Anyway, the next day we went to SA and he spent maybe 15 minutes talking to someone. When he came out he told us that the counselor didn’t have much too say other than their program wasn’t really for him. Its targeted at drug and alcohol dependent people and, right now, he isn’t abusing any drugs. The counselor called mom a while later and said that the son was paranoid and delusional. He confirmed that they don’t normally put people like him in this program but that they have and its still a possibility. Son says, “I might go there if they’ll have me just to prove you wrong.” Mom is pursuing this angle.

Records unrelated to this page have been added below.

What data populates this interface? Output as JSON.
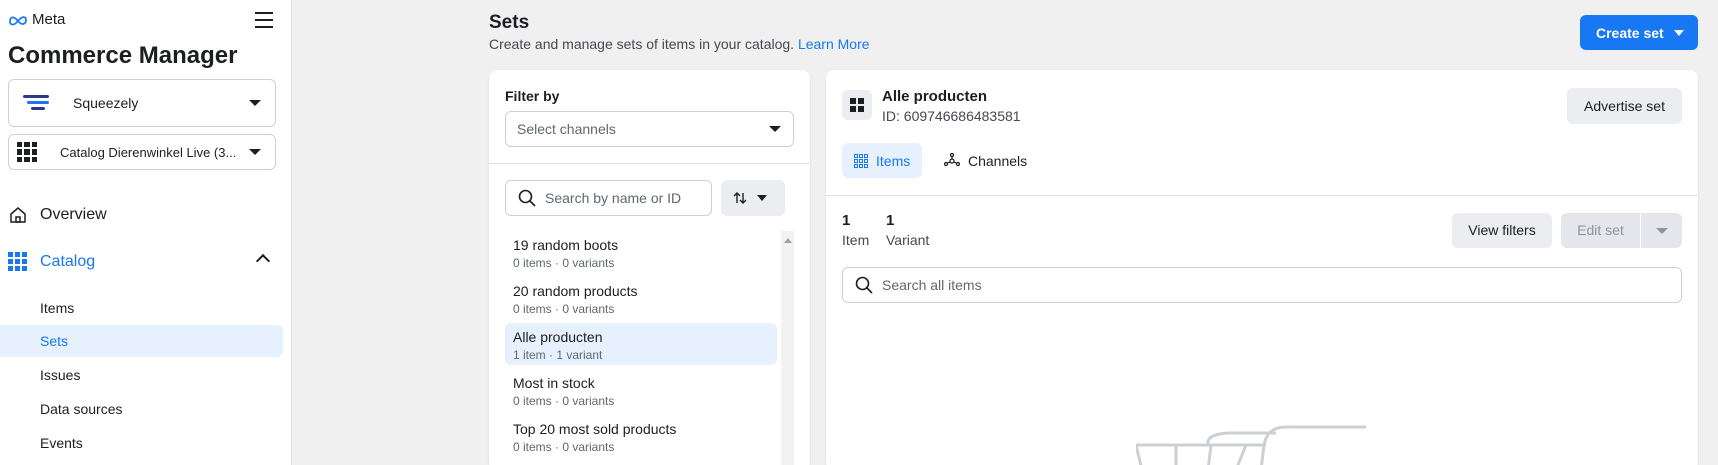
{
  "brand": {
    "logo_text": "Meta",
    "app_title": "Commerce Manager"
  },
  "sidebar": {
    "business": "Squeezely",
    "catalog": "Catalog Dierenwinkel Live (3...",
    "nav": [
      {
        "label": "Overview",
        "icon": "home-icon"
      },
      {
        "label": "Catalog",
        "icon": "catalog-grid-icon"
      }
    ],
    "catalog_items": [
      {
        "label": "Items",
        "active": false
      },
      {
        "label": "Sets",
        "active": true
      },
      {
        "label": "Issues",
        "active": false
      },
      {
        "label": "Data sources",
        "active": false
      },
      {
        "label": "Events",
        "active": false
      }
    ]
  },
  "header": {
    "title": "Sets",
    "description": "Create and manage sets of items in your catalog.",
    "learn_more": "Learn More",
    "create_button": "Create set"
  },
  "filter_panel": {
    "filter_label": "Filter by",
    "channel_placeholder": "Select channels",
    "search_placeholder": "Search by name or ID",
    "sets": [
      {
        "name": "19 random boots",
        "meta": "0 items · 0 variants",
        "active": false
      },
      {
        "name": "20 random products",
        "meta": "0 items · 0 variants",
        "active": false
      },
      {
        "name": "Alle producten",
        "meta": "1 item · 1 variant",
        "active": true
      },
      {
        "name": "Most in stock",
        "meta": "0 items · 0 variants",
        "active": false
      },
      {
        "name": "Top 20 most sold products",
        "meta": "0 items · 0 variants",
        "active": false
      }
    ]
  },
  "detail": {
    "name": "Alle producten",
    "id": "ID: 609746686483581",
    "advertise_button": "Advertise set",
    "tabs": [
      {
        "label": "Items",
        "active": true
      },
      {
        "label": "Channels",
        "active": false
      }
    ],
    "item_count": "1",
    "item_label": "Item",
    "variant_count": "1",
    "variant_label": "Variant",
    "view_filters": "View filters",
    "edit_set": "Edit set",
    "search_placeholder": "Search all items"
  },
  "colors": {
    "accent": "#1877f2",
    "active_bg": "#e7f0fd"
  }
}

His cell phone has been broken and turned off for quite a while (the 911 feature still worked) and he refuses to have a new one, even if we pick up the cost. He doesn’t trust them and thinks we will track him or something plus he doesn’t like the incessant calls and texts from his parents. Mom promised to not call him unless he called first and told him he could block the number or just use e mail to communicate but he flat out refused. One issue is that he checks his bank balance daily at an ATM (mom puts small amounts in for food etc.) but these inquiries are $3 a pop and deducted as soon as there is a deposit. The monthly cost is double the cost of a phone and balance checks via the net are free. He has not internet at home, just over the air TV. She told him “O.K., no phone? Stop making the balance checks or the money will stop.” He got a little pissed called this an ultimatum. This ultimatum stuff is big with him but mom said, “If that’s what you want to call it -yes.” We’ll see.
We did accomplish a fair amount otherwise - getting his license replaced, applying for free medical care at the local clinic (almost completed, but he has to go back Monday with some missing paperwork. He says he will but its a coin toss.) and a few other things. We looked into medical marijuana, which he swears works better than any medicine he has ever taken and got the ball rolling in that area - just in case. Not bad for 8 hours but now there is no way to contact him until his dad gets back in two weeks.